藍暖玉自然是不會說出自己用洗臉水漱口的,她指着臉盆道:“然後本姑娘想出去找水喝,不小心打翻了這盆水,怕你家被水淹,于是我扯下了能抓到布和簾子。”
“那你爲何坐在地上?而且那麻油你如何化解的?”
藍暖玉嘴動了動,滿眼恨意地瞅了一眼臉盆,又很快看向别處:“本……本姑娘自有辦法,曲曲麻油……怎可能麻得到我。”

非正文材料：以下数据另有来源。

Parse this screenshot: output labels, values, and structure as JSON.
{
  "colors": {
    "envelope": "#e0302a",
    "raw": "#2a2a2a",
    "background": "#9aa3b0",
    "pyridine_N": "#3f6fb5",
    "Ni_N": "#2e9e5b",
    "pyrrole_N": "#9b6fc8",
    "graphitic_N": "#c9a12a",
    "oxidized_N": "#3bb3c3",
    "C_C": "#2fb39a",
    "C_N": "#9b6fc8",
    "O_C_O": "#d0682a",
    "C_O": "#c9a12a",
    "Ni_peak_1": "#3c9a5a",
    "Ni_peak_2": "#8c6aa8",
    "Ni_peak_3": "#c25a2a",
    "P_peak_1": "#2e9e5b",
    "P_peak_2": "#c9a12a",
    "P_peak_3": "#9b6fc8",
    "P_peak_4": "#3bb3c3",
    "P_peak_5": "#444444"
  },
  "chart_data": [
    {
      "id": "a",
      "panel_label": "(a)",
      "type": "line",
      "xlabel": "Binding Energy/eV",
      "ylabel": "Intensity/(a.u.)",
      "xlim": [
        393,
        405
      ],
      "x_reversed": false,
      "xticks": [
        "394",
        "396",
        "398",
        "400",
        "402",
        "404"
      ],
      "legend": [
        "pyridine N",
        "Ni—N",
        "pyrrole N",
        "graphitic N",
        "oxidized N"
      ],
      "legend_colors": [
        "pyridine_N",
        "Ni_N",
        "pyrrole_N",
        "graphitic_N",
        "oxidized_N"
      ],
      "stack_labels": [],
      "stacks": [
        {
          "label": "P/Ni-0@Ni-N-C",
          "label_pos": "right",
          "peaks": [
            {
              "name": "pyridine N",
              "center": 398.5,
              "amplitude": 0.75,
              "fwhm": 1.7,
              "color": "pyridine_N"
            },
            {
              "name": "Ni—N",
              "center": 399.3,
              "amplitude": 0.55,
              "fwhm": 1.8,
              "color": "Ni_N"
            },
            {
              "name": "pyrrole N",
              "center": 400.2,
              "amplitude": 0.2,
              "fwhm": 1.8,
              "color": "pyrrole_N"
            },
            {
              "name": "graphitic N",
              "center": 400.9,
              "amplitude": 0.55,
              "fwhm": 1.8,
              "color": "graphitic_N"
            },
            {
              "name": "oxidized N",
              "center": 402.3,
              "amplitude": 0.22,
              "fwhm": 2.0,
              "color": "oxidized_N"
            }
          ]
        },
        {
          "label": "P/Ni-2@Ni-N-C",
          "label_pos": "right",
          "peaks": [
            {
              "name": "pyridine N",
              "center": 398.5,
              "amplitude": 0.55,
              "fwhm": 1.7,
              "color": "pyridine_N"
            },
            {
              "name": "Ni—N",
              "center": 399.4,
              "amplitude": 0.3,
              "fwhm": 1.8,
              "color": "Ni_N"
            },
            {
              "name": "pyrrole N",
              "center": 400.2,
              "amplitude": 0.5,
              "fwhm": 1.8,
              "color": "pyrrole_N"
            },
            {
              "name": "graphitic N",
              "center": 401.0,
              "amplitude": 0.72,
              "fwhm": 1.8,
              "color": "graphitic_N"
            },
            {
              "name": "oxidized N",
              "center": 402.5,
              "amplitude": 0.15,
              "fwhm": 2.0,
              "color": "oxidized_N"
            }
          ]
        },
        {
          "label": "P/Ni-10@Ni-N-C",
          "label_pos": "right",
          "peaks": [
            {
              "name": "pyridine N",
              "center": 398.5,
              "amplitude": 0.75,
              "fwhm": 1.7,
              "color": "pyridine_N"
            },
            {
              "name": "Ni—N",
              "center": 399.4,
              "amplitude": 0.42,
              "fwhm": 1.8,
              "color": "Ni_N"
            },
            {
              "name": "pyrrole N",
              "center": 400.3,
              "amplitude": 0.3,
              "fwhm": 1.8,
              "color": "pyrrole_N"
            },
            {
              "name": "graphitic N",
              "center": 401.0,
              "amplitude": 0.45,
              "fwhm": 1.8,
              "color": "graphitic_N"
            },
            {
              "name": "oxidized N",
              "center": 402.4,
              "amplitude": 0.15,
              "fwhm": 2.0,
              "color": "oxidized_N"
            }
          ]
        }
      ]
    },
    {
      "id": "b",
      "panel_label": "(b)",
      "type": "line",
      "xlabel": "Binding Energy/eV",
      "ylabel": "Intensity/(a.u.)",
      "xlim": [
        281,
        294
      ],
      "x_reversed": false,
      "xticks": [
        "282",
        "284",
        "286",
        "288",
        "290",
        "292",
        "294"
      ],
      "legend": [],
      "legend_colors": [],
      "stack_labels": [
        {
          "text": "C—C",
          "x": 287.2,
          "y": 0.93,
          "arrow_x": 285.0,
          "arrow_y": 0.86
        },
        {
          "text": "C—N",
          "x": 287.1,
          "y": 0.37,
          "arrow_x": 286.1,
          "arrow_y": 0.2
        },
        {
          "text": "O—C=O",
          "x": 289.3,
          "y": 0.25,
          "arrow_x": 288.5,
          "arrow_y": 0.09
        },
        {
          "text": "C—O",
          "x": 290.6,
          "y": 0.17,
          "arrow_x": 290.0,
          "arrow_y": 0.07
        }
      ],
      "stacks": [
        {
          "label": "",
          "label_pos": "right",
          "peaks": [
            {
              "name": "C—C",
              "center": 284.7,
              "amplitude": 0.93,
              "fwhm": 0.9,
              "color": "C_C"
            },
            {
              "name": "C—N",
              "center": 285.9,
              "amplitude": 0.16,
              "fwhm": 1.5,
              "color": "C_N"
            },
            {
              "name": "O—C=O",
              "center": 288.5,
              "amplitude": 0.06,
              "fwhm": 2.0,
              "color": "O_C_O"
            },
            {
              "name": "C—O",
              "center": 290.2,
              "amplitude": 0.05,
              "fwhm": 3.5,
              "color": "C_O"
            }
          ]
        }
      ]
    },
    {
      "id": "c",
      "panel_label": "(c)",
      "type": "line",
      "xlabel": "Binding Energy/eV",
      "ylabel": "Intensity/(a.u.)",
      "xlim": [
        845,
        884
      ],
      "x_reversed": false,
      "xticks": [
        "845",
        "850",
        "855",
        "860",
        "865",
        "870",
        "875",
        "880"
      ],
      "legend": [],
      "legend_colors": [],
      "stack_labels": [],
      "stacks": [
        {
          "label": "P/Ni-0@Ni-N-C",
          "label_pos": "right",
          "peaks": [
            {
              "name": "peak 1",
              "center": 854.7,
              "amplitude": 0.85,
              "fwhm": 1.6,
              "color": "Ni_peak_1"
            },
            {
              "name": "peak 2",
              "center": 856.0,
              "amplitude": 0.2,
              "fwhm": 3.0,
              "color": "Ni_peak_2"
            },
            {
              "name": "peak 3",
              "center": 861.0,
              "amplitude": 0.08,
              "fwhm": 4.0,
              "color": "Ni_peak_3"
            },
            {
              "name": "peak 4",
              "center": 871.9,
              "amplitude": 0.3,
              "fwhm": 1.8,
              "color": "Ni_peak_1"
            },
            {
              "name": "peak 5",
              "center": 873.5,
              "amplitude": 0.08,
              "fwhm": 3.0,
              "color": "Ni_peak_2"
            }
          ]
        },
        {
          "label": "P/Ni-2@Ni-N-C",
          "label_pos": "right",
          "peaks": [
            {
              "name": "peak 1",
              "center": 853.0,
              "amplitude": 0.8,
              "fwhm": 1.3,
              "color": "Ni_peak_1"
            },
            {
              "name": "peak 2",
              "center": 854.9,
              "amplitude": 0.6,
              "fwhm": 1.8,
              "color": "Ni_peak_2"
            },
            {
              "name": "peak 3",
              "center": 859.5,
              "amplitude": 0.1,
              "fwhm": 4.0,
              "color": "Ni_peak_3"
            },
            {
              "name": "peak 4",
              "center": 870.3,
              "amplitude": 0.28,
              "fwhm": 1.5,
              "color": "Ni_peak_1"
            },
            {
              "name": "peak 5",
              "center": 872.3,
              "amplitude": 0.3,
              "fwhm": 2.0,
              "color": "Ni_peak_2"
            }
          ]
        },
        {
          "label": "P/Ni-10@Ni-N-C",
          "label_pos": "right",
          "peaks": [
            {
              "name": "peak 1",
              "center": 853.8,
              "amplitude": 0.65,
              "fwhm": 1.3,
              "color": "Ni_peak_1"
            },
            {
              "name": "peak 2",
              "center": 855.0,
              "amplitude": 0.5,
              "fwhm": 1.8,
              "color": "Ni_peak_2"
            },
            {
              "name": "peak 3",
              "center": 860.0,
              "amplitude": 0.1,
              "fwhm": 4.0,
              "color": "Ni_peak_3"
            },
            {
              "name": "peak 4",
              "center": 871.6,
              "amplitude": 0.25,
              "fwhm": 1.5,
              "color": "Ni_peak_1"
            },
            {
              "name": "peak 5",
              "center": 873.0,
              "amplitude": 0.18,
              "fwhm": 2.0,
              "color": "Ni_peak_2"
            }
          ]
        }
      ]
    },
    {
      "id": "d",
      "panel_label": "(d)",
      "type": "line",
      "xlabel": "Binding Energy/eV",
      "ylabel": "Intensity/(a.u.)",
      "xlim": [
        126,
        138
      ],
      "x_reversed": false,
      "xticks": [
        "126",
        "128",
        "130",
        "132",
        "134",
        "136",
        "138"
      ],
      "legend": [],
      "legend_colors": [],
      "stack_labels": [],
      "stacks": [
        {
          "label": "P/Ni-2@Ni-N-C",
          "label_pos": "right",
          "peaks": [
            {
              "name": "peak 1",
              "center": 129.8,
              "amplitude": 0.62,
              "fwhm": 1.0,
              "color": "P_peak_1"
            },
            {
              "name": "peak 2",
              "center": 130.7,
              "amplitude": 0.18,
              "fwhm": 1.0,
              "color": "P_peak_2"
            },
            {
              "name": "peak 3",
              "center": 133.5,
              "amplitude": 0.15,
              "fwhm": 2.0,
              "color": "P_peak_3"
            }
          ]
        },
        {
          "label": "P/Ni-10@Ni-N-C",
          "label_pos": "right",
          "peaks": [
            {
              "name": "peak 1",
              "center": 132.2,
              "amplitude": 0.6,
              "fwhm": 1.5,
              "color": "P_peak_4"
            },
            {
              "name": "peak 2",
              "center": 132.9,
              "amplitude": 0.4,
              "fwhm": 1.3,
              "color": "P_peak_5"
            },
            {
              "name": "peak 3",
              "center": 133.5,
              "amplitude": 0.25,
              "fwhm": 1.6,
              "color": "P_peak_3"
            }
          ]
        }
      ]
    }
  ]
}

夜瞑痕顯然不相信藍暖玉說的話,但懶得揭穿她,腦補着她喝洗臉水的樣子,一直笑個不停。
“笑夠了沒!”藍暖玉見夜瞑痕笑得一抽一抽的,真想把這個家夥捏碎扔在地上,用腳踩成竹簡,再送去給貓熊做晚膳。
“差……哈哈,差不多了。”夜瞑痕把桌推到榻邊,又去把叫花雞拎進來:“若是有麻油要好吃些,但麻油被你喝了,這樣吃也可以。”噗夜瞑痕一邊打開荷葉,一邊強忍着笑意。
“臭屁貓,麻油的事今日過不去了是吧?”
“吃雞,吃雞。”夜瞑痕扯下雞腿塞在藍暖玉手裏,藍暖玉剛要咬一口,欠扁的話再次響起。
“女俠,此腿敬你驚天之舉。”
藍暖玉怨恨地看着還在偷笑的夜暝痕,把手中的雞腿當作他狠狠咬了一口,又重重的嚼幾下。‘咔’骨頭碎裂的聲音異常明顯,藍暖玉吐出嘴裏的東西,隻見雞肉裏夾雜着一小塊雞骨頭,一邊的夜暝痕笑得更開心了。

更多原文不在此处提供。